If the right ventricle is not pumping enough blood into the pulmonary system…what observation could a dentist make?

A
  • The jugular could be enlarged, meaning that blood is backing up since not enough is pumped out to the pulmonary trunk each beat
24
Q

The contraction (systole) and relaxtion (diastole) of all four heart chambers once is….

A

1 cardiac Cycle, or 1 heart beat.

25
Q

What are the 4 cardiac Cycle Phases?

A
  1. Ventricular Filling
  2. Isovlumetric Contraction
  3. Ventricular Ejection
  4. Isovolumetric Relaxation
26
Q

What are the 3 subphases of Ventricular Filling - from the Cardiac Cycle?

A
  1. Rapid Ventricular Filling
    1. 90% of blood from Atria -> Ventricle is passive
  2. Reduced Ventricular FIlling
    1. This happens because the Atrium has recoiled after being stretched during atrial filling.
  3. Atrial Systole
    1. 10% of blood remaining is “kicked” into ventricle by atrial contraction
27
Q

T/F

10% of the blood passed from the Atrium to the Ventricle is moved passively?

A

FALSE

Almost 90% of blood movement from Atrium to Ventricle is passive.

28
Q

What is “Isovolumetric Contraction?”

A

It is the time point during the cardiac cycle when the ventricle pressure is rising above Atrial pressure due to contraction, but the ventricular pressure has not overcome the semilunar valve….so there is not actual “muscle movement for contraction”
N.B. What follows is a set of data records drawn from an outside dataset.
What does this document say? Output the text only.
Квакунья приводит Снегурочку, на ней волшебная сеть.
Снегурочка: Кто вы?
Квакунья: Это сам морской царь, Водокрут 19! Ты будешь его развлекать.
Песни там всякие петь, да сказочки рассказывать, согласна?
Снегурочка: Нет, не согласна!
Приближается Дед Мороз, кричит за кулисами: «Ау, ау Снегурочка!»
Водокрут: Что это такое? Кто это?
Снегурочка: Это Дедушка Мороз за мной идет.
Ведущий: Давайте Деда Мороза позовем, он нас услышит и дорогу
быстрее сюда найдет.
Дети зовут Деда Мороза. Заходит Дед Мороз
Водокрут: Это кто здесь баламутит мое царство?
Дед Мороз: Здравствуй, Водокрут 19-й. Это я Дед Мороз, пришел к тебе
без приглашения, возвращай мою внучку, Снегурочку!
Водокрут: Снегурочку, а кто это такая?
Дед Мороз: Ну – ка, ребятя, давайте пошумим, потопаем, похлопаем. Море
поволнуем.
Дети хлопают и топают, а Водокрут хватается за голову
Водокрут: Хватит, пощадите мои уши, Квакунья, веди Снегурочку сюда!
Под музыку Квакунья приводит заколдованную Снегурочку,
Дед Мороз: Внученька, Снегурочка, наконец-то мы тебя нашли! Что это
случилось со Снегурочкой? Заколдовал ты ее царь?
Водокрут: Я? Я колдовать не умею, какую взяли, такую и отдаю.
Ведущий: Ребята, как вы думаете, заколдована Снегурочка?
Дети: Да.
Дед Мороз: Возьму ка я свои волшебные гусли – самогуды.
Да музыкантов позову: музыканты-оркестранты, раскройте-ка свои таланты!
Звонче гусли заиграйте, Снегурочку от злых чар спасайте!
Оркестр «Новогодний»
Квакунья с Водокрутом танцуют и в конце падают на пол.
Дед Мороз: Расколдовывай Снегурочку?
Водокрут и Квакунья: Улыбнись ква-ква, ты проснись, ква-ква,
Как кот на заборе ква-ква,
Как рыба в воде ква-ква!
Think Isometric vs isotonic

29
Q

Ventricular ejection happens when…

What is Ventricular ejection’s 2 subphases?

A
  • Ventricular pressure exceeds aorta/pulmonary trunk pressure (or the pressure on the semilunar valves)
  • Rapid ejection
  • Reduced Ejection
    • I’m guessing this is the recoil of the muscle being stretched??
30
Q
A
31
Q

Atrial Systole accounts for around []% of the time spent in ventricular filling and contributes less than [] % of total blood moved from atria to ventricle

A

20%

5%

32
Q

For most of ventricular filling the atria are in [] as well

A

Diastole

33
Q

The volume of blood in the LV at the end of ventricular filling is known as the [] [] []

A

End Diastolic Volume

34
Q

T/F

During Isovolumetric contraction - the semilunar valves are closed and the AV valves are open?

A

FALSE

  • Half right - the semilunar valves remain closed because Ventricle pressure still does not exceed aortic/pulmonary artery pressure.
  • HOWEVER, the AV valves are shut because ventricular pressure has exceeded atrial pressure.
35
Q

End Diastolic volume - End Systolic volume =

A

Stroke Volume

36
Q

The maximal pressure in the aort typically reaches [] mmHg

A

120 mmHg

37
Q

What pressure threshold does the LV have to meet in order to eject blood into the Aorta? Remember the maximal pressure in the aort is typically 120mmHg

A
  • 80 mmHg
  • This is because the Aorta goes through a diastole phase as well. As the Aorta is lowering in pressure, the ventricle is rising in pressure.
  • This pressure loop usually meets around 80 mmHg and the ventricle is then able to eject its blood.
38
Q

What is the end systolic volume?

A
  • The ventricle will not eject all of its blood during ventricular ejection - some of it will remain.
  • This remainder is the end systolic volume.
39
Q

Isometric Relaxation:

  1. Pressure in the arteries is now [] than in the ventricles so the [] valves shut
  2. During ventricular systole, the atria have been in []
  3. As the atria fill, intra-atrial pressure [] and eventually the [] valves open
A
  1. greater; semilunar
  2. diastole
  3. increases; AV
40
Q

What causes the dicrotic notch in the Aorta Pressure graph?

A

The semilunar valve buldges into the ventricle after the aorta has been filled…so it drops aortic pressure slightly.